La madre regresó con el niño pequeño calmado ya, y tomó posesión del asiento de la ventanilla. Los niños, desalojados de su observatorio astronómico, empezaron a embestirse y a revolcarse por el suelo.

—¡Niños!

Ellos, con experiencia en tales situaciones, aguardaban un momento y volvían a empezar. Acabaron por derribar la revista de las rodillas del soltero.

—¡Niños!

Nueva pausa y adelante. Cuando se pusieron del todo insoportables, la madre se brindó para contarles un cuento.

—¿Os gusta el de Caperucita Roja?

Ellos arrugaron la nariz con desconfianza. Él se rió para sus adentros: una niña repipi y un lobo tonto no pueden ofrecer muchos atractivos a personas perfectamente enteradas de los asuntos estelares del Capitán Galaxia, el Coronel Valor y el General Space. Hablarles de bosques y de lobos sin un marciano malvado y sin una babosa invasora sería perder el tiempo lamentablemente.

—Había una vez una niña muy buena —comenzó la madre—, que siempre iba a ver a su abuelita, que estaba enferma y vivía en lo más profundo del bosque...

—¿Y por qué no la habían llevado al hospital? —preguntó uno de los niños, dotado de gran espíritu práctico.

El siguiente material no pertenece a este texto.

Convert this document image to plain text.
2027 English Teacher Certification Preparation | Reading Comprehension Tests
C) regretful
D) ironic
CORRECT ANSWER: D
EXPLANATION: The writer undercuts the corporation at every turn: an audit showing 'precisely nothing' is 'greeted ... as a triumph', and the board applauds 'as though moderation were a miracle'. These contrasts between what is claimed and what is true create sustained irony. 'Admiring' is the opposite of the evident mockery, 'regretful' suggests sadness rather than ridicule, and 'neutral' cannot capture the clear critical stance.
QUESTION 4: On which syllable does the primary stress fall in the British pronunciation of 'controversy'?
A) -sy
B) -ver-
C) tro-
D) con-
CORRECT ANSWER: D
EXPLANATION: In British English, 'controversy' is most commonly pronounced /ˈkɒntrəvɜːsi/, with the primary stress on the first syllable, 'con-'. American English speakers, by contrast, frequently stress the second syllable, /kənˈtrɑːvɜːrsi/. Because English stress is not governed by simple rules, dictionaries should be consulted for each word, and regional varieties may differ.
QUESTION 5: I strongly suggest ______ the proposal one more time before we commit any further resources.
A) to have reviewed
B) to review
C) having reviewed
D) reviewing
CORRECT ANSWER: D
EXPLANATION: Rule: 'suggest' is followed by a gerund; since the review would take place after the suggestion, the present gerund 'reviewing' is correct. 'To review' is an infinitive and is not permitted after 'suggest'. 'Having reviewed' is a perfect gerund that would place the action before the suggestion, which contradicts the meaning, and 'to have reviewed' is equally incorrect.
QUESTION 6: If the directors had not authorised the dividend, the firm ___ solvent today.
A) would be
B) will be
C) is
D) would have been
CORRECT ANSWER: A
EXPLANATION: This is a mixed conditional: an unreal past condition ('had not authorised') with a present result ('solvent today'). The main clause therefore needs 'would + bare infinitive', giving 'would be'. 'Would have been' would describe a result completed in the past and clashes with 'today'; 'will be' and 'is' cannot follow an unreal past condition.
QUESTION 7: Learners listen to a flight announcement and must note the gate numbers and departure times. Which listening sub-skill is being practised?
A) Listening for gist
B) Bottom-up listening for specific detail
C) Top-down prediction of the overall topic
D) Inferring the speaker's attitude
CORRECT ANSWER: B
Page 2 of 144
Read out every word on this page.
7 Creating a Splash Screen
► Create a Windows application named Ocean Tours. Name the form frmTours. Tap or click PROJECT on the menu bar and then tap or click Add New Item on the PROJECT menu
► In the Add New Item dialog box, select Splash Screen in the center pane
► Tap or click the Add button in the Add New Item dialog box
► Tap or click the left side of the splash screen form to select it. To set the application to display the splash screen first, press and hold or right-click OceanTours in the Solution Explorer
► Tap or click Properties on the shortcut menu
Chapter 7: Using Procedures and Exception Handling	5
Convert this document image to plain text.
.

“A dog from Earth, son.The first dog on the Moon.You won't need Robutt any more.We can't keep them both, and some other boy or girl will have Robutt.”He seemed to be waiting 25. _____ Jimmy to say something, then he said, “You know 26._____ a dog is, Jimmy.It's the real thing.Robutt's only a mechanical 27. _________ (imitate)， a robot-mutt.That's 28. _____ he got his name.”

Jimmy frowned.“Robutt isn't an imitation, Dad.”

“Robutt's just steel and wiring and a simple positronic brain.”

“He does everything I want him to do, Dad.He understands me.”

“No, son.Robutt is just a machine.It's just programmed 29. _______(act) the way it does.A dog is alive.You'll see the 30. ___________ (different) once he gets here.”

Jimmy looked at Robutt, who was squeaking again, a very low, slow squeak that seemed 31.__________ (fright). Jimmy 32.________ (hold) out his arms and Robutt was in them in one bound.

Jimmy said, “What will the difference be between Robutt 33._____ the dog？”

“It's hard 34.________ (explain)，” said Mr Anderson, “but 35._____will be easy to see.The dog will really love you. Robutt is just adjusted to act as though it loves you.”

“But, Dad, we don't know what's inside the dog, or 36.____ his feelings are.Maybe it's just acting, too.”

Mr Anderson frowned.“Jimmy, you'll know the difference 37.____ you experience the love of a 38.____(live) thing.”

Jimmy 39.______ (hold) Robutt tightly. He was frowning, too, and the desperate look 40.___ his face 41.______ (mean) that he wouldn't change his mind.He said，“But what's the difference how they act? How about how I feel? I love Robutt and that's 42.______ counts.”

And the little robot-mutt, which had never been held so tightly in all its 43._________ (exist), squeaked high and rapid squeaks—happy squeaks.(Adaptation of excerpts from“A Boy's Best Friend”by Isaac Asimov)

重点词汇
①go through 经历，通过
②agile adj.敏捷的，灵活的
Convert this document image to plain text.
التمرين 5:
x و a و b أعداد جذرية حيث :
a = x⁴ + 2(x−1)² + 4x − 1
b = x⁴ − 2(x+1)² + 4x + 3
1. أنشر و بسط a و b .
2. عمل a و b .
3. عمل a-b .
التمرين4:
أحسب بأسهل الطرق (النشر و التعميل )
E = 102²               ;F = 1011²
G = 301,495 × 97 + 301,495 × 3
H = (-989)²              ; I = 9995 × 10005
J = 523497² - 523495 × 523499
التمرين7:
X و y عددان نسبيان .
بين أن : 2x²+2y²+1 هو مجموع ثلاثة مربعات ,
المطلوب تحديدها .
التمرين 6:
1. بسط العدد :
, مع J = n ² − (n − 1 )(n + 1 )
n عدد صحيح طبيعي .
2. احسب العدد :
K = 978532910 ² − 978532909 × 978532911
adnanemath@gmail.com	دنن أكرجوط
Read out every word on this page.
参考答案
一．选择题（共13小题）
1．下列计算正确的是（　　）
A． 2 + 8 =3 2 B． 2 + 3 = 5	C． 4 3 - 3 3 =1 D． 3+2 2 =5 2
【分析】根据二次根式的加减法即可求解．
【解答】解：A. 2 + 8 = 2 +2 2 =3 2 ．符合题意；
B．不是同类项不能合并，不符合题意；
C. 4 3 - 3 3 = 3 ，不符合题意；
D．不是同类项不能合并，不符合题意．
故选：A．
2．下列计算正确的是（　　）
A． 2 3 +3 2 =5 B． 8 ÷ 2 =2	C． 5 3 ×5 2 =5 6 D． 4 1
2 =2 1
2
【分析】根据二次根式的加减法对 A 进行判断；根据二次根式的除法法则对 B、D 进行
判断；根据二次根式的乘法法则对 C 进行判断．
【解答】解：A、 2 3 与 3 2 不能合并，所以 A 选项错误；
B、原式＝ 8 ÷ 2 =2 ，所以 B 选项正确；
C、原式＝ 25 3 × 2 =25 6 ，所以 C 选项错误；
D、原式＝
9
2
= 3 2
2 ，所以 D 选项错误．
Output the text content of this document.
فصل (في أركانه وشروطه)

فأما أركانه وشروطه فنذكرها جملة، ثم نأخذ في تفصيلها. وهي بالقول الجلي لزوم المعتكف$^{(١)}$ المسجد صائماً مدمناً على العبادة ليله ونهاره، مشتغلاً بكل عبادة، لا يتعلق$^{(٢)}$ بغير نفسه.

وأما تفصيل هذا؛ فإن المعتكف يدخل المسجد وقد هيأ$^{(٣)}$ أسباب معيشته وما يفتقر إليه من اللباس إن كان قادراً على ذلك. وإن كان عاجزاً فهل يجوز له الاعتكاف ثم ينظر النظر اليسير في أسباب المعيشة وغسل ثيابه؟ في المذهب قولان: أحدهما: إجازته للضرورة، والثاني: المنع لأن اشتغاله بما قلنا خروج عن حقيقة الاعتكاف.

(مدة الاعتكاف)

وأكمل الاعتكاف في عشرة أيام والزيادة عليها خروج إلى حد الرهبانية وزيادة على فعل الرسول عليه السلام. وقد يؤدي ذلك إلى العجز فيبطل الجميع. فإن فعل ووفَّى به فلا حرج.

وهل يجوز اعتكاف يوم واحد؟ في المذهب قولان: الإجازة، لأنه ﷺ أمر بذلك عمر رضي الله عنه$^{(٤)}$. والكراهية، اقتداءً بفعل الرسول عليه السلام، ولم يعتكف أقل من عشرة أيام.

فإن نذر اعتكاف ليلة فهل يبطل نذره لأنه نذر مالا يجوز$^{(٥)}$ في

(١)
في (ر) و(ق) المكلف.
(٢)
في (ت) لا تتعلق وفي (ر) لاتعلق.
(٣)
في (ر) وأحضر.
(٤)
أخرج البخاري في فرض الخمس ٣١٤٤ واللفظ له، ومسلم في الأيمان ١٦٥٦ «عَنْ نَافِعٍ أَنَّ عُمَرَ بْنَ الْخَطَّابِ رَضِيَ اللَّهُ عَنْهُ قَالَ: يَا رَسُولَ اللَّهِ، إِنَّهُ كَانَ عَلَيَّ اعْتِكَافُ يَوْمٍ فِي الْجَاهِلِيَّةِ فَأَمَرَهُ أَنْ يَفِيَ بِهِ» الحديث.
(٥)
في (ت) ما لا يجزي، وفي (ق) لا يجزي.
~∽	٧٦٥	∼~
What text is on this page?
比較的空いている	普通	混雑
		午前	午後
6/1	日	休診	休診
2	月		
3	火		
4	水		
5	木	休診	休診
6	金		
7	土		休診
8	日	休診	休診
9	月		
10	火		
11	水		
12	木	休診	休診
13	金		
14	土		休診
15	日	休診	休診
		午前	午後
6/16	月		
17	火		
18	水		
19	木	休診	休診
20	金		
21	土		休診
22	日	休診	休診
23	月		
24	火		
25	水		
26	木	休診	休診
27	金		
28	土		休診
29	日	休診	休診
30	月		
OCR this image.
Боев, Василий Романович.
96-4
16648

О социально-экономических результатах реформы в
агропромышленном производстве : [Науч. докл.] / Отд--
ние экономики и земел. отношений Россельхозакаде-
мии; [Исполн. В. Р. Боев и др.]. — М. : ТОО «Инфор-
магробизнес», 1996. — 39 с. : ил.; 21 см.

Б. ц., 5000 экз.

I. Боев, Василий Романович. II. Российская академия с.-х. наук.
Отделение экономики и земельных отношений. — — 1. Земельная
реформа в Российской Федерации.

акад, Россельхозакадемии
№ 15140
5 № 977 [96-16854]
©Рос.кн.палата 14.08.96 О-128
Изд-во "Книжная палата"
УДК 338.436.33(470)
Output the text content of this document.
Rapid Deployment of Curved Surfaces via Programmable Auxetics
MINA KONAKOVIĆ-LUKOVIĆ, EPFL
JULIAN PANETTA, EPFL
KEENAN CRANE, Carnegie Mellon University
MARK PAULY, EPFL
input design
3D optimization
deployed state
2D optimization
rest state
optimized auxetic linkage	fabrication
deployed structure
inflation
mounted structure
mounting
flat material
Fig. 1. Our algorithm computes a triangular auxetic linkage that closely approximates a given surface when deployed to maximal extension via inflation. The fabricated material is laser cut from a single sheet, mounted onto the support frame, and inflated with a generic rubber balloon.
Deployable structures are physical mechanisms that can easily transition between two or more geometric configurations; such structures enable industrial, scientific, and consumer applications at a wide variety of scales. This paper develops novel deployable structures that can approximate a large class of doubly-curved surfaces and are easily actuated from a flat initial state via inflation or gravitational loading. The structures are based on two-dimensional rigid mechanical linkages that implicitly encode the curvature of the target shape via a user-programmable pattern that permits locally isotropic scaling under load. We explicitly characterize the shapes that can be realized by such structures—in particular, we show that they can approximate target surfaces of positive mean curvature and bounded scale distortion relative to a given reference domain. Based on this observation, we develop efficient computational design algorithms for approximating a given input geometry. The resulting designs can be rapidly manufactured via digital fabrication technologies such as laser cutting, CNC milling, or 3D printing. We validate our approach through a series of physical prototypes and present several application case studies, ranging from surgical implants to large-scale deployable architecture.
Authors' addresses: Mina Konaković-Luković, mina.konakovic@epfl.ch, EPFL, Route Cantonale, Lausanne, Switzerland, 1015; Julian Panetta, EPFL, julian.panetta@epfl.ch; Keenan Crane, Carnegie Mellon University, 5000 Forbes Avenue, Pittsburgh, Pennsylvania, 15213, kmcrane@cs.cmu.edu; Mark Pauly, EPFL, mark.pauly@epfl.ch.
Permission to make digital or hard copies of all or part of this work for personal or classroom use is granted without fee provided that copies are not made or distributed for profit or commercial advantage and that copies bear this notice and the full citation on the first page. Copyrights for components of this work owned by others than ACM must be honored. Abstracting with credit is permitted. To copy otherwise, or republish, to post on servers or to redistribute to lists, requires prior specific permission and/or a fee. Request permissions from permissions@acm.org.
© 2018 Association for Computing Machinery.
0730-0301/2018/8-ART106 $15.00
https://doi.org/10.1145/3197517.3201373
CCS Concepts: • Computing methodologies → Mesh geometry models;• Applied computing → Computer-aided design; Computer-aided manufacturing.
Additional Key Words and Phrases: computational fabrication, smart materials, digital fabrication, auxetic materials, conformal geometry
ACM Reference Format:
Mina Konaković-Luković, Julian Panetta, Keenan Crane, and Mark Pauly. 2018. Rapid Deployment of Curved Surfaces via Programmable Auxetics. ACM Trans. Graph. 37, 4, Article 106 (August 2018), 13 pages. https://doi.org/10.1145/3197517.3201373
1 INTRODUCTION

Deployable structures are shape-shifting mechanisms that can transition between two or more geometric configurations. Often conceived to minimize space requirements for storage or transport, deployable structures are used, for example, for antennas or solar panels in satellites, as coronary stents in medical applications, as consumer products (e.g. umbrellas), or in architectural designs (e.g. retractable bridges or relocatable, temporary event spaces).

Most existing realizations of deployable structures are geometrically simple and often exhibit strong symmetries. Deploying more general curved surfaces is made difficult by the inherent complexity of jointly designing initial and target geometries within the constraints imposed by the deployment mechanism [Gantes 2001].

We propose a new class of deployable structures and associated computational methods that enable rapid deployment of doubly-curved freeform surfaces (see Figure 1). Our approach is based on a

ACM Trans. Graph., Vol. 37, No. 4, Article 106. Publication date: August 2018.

—Nosotros —dijo el segundo— llevamos al hospital a la nuestra cuando estuvo mala. Y, entonces, para ir a verla, bastaba con tomar un taxi en lugar de meterse en un maldito bosque lleno de lobos.

La madre estaba en desventaja. Difícilmente saldría airosa de la aventura, ya que un niño exige coherencia ante todo y, la verdad, el que una niña encontrara un bosque cerca de casa donde meter a la abuela enferma era poco menos que imposible.

—¿Me permite? —dijo el soltero sonriendo. La madre sonrió por toda respuesta—. Hace poco que me he enterado de la Verdadera Historia de Caperucita y supongo que los niños la escucharán.

Los niños, en bloque, le lanzaron una gélida mirada. Ellos sabían más que nadie lo cerca que estuvieron de hacer desistir a su madre y librarse, así, del cuento. Conocían la resistencia de la mujer y no les inquietaba. El soltero, en cambio, tenía todo el aspecto de ser un tipo obstinado y de no parar hasta llegar a aquello de "y colorín, colorado, este cuento se ha acabado".

—Debo advertiros —empezó— que sobre el Cuento de Caperucita se han dicho muchas mentiras, porque los que lo cuentan no lo han leído. Hace unos días yo tuve la oportunidad de ver el original y me llevé una buena sorpresa.

—¿Es que por fin metieron a la abuelita en un hospital? —dijo uno de los niños con sarcasmo.

—¡Mucho peor que eso!

El "peor" pareció interesarles por primera vez. ¿Algo peor que llevar a un enfermo al hospital? ¿Habrían operado a la abuelita? ¿Le habrían hecho un trasplante? Los niños se sentaron por primera vez desde la salida y atendieron francamente.

—Resulta —dijo— que Caperucita no se llamaba así.

—¿No? —les gustaba eso.

Una niña llamada Caperucita debía ser el colmo de lo repipi.

—¿Cuál era su nombre?

—Antonia.

—¿Toñi?

—No, no: Antonia. Sin diminutivos. Pero como llevaba siempre un anorak rojo, algunos la confundieron con la verdadera Caperucita, que era mucho más antigua y buena. Pues bien: esta Antonia vivía en los alrededores de una ciudad llena de espantosos ruidos y de conductores locos, y todas las mañanas iba al colegio por aquellas calles tan aburridas.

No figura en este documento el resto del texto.